Four Macro Rates Views – Goldman Sachs

5 May 2016, 13:27
Roberto Jacobs

Four Macro Rates Views – Goldman Sachs

Francesco Garzarelli, Research Analyst at Goldman Sachs, lists down his views in macro rates space.

Key Quotes

1. In the US, there is scope for 2-year yields to continue to climb higher, extending a trend started in 2013. We would regard yield levels at or below 70bp on the benchmark 2-year T-Note as providing a good entry point into short positions. The Fed Fund futures discount at most 50bp cumulative hikes between now and May 2018 – well below what our US team projects, even allowing for downside risks.

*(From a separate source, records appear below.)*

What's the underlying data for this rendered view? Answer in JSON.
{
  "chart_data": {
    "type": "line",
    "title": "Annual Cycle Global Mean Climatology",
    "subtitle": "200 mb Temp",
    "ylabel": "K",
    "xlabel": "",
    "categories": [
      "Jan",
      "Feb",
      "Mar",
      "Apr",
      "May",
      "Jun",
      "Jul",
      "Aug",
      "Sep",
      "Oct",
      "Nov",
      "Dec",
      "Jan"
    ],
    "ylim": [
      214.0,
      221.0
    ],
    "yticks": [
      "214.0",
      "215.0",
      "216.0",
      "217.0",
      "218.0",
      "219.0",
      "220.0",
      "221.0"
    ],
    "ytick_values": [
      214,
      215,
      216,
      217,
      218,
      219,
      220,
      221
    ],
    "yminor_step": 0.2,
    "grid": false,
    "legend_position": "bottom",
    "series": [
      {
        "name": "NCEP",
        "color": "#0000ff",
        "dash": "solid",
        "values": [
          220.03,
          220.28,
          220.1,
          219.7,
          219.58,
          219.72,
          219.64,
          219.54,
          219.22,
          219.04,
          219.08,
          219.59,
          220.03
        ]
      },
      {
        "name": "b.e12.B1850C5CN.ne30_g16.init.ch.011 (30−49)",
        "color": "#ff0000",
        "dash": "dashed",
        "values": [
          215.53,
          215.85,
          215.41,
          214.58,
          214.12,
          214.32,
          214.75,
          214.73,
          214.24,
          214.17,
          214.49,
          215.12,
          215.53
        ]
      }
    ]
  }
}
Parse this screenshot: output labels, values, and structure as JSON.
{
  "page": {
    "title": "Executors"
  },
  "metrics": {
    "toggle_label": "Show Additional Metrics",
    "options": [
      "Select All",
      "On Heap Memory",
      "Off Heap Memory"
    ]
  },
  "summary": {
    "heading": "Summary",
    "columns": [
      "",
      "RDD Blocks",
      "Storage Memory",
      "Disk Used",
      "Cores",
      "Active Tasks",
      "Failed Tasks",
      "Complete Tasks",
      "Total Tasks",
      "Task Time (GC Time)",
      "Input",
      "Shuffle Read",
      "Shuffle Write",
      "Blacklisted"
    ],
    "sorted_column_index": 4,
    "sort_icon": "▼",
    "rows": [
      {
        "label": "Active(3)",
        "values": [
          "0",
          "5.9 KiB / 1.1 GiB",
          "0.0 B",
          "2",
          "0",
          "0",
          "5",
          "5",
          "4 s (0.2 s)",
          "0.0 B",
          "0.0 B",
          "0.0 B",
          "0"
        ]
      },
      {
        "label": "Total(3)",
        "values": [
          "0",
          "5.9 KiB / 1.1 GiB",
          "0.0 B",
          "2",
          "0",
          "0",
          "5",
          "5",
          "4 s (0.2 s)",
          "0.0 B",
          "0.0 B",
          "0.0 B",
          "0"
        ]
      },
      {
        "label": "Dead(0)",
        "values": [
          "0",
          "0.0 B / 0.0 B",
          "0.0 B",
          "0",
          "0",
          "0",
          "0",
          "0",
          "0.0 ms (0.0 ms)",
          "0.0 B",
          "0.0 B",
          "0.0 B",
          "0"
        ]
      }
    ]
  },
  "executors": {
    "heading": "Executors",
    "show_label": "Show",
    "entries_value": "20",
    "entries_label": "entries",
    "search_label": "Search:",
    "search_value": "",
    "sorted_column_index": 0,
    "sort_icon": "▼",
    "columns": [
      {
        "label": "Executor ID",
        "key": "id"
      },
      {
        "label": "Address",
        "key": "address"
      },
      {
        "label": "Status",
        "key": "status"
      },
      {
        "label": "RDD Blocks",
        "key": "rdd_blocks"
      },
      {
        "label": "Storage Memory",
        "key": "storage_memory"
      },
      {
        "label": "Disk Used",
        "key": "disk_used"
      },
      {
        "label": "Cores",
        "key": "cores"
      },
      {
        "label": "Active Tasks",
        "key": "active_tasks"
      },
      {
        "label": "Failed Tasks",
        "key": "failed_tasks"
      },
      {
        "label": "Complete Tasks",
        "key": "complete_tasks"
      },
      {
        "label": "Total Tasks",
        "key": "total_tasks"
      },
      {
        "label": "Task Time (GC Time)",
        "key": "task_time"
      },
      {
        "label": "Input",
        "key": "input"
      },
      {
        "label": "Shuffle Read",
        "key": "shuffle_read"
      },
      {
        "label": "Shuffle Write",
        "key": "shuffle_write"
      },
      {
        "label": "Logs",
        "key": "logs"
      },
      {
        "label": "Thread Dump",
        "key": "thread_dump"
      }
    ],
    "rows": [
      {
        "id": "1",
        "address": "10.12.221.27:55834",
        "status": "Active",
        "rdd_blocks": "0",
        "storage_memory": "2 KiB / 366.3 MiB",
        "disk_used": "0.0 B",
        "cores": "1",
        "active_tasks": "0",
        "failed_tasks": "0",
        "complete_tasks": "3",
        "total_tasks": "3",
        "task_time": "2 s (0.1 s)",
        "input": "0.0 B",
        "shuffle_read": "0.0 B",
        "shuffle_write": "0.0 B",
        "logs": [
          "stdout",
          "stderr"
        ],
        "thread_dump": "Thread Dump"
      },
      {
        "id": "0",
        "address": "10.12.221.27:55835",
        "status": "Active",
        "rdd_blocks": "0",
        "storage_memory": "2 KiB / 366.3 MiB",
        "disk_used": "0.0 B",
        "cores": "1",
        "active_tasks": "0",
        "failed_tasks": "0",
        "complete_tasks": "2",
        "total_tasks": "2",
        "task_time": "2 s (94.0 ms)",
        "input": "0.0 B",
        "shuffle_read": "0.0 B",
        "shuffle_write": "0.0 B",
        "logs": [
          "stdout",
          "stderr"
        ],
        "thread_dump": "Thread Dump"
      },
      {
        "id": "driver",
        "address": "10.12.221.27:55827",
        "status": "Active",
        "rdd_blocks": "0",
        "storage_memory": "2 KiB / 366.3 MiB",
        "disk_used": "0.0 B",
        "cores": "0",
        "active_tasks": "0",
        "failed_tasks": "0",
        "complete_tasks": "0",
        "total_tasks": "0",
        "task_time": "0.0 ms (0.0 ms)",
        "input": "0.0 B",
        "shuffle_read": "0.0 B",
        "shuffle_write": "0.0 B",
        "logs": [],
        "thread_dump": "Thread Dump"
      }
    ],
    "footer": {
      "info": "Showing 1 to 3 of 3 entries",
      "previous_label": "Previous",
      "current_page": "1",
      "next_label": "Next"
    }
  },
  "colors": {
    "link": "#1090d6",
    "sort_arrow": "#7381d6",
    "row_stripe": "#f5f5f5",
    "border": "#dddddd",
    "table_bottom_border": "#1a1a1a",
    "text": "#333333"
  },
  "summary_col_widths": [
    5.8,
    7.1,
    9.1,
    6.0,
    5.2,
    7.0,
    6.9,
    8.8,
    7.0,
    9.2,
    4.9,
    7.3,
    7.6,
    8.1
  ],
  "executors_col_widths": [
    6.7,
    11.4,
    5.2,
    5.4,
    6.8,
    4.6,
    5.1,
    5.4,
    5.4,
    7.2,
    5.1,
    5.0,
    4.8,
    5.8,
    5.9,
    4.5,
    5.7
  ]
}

2. At the same time, US ‘break-even’ inflation has further room to rise. Our analysis of the most ‘price sticky’ categories in the CPI basket (e.g., services, rents) suggest that core inflation remains on an upward trajectory. We expect it to rise from the current rate of 2.2%. Headline CPI will gradually catch up, as base effects from energy dissipate in the remainder of the year. Our forecast for CPI is 2.4% next year, and above 2% in the following 2 years. For reference, 2-year ‘break-evens’ trade at 1.4% and 5-year at 1.5%.

3. In the Euro area, the slope of the EUR yield curve is too flat between 5- and 30-year maturities (currently at 110bp, using mid-market swaps). Part of the incremental ECB purchases under the QE program will be allocated to corporate credit and regional debt, alleviating the downward pressures on ‘core’ rates. There are signs that national DMOs are responding to low long-end rates by increasing their supply of long-end bonds. Looking only at syndicated deals, the median maturity at issuance weighted by deal size has increased from around 8.5 years to 14 years since the ECB QE started in March 2015 relative to the two years prior. Last but not least, the recovery in nominal GDP is progressing.

4. In Japan the differential between 5- and 30-year JGBs, currently at 50bp, is extremely depressed. This is the result of the BoJ’s ‘pincer move’ of negative rates and increased secondary market purchases of longer-dated bonds. With the launch of a fiscal expansion, and greater central bank accommodation, we see scope for the long end to steepen back, and break-even inflation to rise (10-year break-even, for reference, trades at 30bp).”